Smentendo tutte le previsioni e i sondaggi, David Cameron ha vinto nelle elezioni inglesi assicurando ai conservatori la maggioranza assoluta con 331 seggi su 650; alla vigilia neanche lui ci sperava, tanto che aveva cancellato la festa della notte elettorale. Adesso può fare da solo, senza gli alleati liberaldemocratici di Nick Clegg, usciti massacrati dalle elezioni che li hanno visti perdere 49 seggi su 57.

Per i laburisti di Ed Miliband è stata una disfatta: penalizzati da una campagna elettorale contraddittoria, che li ha visti spazzati via dalle tradizionali roccaforti scozzesi, hanno raccolto solo 232 seggi. Peggio hanno fatto i populisti di Nigel Farage, che dopo aver annunciato sfracelli hanno finito per totalizzare un solo seggio.

La trionfatrice, questa volta annunciata, è stata Nicola Sturgeon, a capo dello Scottish National Party e del Governo della Scozia, che ha conquistato 56 dei 59 seggi in palio in quella Piccola Patria.

Clegg, Miliband e Farage hanno annunciato le loro dimissioni, pagando proposte politiche inconsistenti i primi e ottusamente velleitarie l’ultimo.
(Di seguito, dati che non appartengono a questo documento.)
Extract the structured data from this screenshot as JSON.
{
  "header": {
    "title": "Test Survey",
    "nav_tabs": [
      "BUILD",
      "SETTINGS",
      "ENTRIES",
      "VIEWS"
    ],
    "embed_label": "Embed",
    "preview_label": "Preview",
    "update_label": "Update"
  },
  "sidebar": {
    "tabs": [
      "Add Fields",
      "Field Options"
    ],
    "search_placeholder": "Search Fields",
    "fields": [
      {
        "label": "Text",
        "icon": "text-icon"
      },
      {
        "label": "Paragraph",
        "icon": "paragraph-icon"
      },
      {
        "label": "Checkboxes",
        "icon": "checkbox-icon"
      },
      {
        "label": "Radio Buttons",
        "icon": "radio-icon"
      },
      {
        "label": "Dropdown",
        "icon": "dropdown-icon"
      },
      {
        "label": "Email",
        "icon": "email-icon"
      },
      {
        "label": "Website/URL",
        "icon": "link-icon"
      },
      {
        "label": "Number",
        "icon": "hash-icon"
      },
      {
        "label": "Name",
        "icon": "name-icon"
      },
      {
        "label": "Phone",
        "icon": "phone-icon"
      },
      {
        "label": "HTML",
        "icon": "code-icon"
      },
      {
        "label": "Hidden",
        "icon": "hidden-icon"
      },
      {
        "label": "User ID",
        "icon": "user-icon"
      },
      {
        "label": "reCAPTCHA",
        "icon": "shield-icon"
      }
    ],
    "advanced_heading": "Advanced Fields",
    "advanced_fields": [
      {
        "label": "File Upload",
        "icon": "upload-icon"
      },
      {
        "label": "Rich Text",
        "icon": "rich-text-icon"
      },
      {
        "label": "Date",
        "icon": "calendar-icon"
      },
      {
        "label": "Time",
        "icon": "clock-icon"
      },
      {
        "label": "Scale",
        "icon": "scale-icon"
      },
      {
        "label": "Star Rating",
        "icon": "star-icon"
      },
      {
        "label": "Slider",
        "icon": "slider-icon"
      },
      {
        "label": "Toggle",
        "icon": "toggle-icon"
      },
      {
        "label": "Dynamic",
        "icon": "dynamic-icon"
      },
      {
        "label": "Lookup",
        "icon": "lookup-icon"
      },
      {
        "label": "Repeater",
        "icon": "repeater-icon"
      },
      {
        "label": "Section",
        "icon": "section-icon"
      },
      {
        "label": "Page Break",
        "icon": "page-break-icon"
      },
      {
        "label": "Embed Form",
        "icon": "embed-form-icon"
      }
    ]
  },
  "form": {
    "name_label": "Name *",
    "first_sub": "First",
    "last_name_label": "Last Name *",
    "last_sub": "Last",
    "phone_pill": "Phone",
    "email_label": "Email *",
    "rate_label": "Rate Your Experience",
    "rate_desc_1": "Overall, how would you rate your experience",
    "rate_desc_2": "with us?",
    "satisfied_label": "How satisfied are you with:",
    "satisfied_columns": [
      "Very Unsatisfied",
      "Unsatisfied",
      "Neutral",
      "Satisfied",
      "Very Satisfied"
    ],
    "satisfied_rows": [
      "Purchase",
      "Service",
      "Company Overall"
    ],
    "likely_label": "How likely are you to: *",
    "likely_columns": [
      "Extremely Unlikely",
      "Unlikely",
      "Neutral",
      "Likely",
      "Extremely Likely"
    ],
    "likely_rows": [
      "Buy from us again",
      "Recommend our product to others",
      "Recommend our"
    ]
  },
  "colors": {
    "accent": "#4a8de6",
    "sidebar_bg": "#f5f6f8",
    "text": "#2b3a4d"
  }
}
Cameron ha già incontrato la Regina per comunicarle ufficialmente l’esito delle votazioni e la formazione di un nuovo Governo; dinanzi al numero 10 di Downing Street ha dichiarato che manterrà fede alle promesse di indire un referendum sulla permanenza nella Ue di potenziare la devolution scozzese.

Già, la Scozia: con la vittoria plebiscitaria ottenuta dallo Scottisch National Party, sarà la Sturgeon a guidare la vera opposizione al Governo, agitando la possibilità di un nuovo referendum sull’indipendenza se Cameron non si dovesse affrettare a mantenere le promesse di massima autonomia alla Scozia in tema di fisco, educazione e giustizia, fatte durante la campagna referendaria. Ma farlo sarà assai difficile per il Governo, che è già pressato da analoghe richieste dal Galles e dal Nord Irlanda, prodromo di uno sfaldamento della tradizionale struttura statale del Regno Unito.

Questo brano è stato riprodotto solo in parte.